Оказалось, что это бабушкина внучка. Отец ее — сын старухи погиб на границе в пятидесятом году. Мать бросила дочку на воспитание бабке и пошла на стройку в райцентр.
— А где сын-то погиб?
— А кто ее знает. В извещении город какой-то прописан, да я забыла…
Я с жадностью и безотказно отправлялся в дальние заимки и лесопункты, в палаточные городки, которые встречали меня гулом тракторов, ползущих по размокшим, рыжим глинистым дорогам, тротуарами, сбитыми из свежих досок, сверкающих золотыми натеками смолы, выцветшим брезентовым полотнищем полевой столовой, где под пологом за грубо сколоченными столами и на длинных лавках сидели девушки и парни, наворачивая за обе щеки, конечно же, борщ и вечную тушенку с макаронами, запивая, конечно же, компотом или мутным кофе.
А тут еще в какой-то газете прочитал стихи Смелякова, побывавшего в Братске, совсем неподалеку от Тайшета — всего в каких-то семистах верстах:
Люблю рабочие столовки,
весь их бесхитростный уют,
где руки сильные неловко
из пиджака или спецовки
рубли и трешки достают.
Тут взяв, что надо, из окошка,
отнюдь не кушают — едят,
и гнутся слабенькие ложки
в руках окраинных девчат.
Я танцевал с этими бетонщицами вальс "Память цветов" в клубе-времянке.
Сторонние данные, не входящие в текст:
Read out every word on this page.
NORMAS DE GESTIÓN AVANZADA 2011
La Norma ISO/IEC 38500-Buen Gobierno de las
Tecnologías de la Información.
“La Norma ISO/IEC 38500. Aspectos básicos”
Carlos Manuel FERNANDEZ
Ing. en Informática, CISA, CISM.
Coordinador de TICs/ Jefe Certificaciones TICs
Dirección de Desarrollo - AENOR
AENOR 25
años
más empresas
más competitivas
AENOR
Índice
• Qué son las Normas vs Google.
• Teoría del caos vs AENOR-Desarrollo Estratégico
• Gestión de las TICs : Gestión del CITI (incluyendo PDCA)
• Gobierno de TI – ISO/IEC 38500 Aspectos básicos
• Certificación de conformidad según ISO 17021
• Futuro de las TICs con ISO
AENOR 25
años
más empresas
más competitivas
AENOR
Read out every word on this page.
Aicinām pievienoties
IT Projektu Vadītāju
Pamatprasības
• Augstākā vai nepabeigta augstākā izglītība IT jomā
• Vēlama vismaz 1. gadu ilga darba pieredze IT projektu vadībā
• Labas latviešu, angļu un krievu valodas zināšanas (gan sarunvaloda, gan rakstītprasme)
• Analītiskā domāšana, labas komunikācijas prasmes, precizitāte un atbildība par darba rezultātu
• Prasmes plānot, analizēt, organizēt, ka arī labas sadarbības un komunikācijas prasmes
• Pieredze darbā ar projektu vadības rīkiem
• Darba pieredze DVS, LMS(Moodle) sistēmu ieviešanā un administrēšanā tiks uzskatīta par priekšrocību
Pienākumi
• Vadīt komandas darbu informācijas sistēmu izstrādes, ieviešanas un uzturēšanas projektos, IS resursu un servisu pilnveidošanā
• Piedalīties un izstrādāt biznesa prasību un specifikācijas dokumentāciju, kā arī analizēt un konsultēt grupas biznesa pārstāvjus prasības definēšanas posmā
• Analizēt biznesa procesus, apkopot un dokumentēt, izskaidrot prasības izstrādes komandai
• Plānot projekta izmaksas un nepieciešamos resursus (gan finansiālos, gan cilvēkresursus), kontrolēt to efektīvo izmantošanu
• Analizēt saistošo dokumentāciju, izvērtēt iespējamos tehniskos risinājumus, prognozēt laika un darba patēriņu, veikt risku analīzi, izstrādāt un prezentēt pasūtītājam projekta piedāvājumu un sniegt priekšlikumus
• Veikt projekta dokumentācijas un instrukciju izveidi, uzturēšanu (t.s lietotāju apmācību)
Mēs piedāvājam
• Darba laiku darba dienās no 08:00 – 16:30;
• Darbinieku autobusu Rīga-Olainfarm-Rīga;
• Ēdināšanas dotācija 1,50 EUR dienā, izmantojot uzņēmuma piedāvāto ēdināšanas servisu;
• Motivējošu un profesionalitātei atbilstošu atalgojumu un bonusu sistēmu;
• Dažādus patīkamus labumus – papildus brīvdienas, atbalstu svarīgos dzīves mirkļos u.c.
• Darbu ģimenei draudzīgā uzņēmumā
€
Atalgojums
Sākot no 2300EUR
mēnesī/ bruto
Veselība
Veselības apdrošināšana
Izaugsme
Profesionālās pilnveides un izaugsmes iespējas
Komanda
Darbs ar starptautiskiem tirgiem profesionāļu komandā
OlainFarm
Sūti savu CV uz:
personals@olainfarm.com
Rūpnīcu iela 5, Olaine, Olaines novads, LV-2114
Клубящийся пар молодого жаркого дыхания вырывался через распахнутую дверь в морозное небо, на дощатой сцене лежали груды валенок и ватников, в которых сюда прибегали девушки из вагончиков, чтобы тут же переобуться в туфли. В клубе пахло креозотом, смолой, дешевыми духами, а в самом звенящем воздухе было вдоволь и кислорода, и морозной свежести, и выхлопной гари, и чего-то неведомого, что можно было назвать запахом юности, счастья и отчаянной веры в свою судьбу.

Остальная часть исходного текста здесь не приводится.